A Stone for Sascha
Candlewick Press, 2018
48pp., hbk., RRP $A27.99
Just before the family leaves on a holiday at the beach, they bury their beloved dog. As Sascha grieves and dusk falls, she takes her bucket to the ocean’s edge to collect stones to take home to cover the bare mound that is her dog’s grave. Among those she picks up is one that is particularly bright and shiny and as she looks up to the stars she begins to wonder and trace the stone’s journey to its resting place on the shore. From a meteor that hurls itself to Earth in the time of the dinosaurs to being picked up by Sascha and eventually placed on her dog’s grave, it has a long and fascinating history that reveals itself in a series of stunning illustrations in this wordless text, traveling through time and across lands.
But, perhaps most important of all, although Sascha continues to miss her dog terribly, she begins to understand that nothing is truly lost – everything, even a stone and a dog, has a history and a legacy and is but one piece in the jigsaw that is both our own and the planet’s story. We are more than what is happening to us in the moment – all that has gone before has shaped us and what we do now will change us for the future.
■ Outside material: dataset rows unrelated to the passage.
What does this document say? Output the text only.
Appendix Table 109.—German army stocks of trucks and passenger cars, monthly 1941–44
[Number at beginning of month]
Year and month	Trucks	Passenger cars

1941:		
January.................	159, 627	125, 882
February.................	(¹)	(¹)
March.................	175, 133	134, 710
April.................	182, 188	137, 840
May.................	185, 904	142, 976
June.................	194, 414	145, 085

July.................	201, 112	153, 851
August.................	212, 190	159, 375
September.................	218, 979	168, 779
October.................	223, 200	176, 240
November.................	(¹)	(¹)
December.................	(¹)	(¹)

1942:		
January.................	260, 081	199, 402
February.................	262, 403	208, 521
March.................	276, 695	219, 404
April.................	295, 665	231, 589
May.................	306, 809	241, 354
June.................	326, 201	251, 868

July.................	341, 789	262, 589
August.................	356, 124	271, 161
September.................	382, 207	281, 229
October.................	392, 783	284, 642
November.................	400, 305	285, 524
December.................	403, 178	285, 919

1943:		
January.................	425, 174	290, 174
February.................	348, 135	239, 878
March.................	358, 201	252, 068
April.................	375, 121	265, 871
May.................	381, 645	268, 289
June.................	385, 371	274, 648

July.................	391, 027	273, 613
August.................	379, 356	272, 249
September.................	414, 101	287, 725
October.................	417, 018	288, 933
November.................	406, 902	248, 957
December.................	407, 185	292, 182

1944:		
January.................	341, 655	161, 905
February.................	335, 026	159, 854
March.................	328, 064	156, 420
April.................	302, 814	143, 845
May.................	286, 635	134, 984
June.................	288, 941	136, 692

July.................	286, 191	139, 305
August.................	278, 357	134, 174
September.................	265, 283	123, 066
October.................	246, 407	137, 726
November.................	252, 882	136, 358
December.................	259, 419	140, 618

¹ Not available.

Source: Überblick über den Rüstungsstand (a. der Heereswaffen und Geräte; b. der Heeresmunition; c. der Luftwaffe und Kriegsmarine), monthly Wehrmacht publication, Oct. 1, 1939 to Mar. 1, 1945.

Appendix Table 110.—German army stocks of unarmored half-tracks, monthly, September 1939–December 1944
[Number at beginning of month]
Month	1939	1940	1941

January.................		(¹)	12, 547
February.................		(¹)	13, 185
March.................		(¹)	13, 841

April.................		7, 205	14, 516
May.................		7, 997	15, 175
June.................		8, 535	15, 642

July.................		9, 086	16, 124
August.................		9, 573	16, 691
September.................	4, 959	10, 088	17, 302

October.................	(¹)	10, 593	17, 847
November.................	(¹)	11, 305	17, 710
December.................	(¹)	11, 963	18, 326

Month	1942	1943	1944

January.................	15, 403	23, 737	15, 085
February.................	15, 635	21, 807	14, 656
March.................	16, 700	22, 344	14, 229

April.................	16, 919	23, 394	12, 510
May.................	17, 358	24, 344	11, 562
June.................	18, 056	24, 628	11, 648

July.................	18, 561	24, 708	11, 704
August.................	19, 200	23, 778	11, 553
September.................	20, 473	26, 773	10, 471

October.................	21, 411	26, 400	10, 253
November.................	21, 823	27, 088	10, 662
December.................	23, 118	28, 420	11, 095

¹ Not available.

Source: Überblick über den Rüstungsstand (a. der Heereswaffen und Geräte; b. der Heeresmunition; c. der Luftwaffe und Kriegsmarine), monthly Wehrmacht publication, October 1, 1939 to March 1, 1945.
Described by one reviewer as the “young person’s Shaun Tan”, this story has so many layers to explore and ponder with each visit – Becker’s decision to not add text means the reader has to impose their own meaning for a wonderful opportunity to reflect and consider and wonder. Against the background of the muted palette, the gold of the stone stands out like a thread weaving its way through a carpet, just as our own individual stories while being but one strand of a much larger tale, nevertheless stand out for us.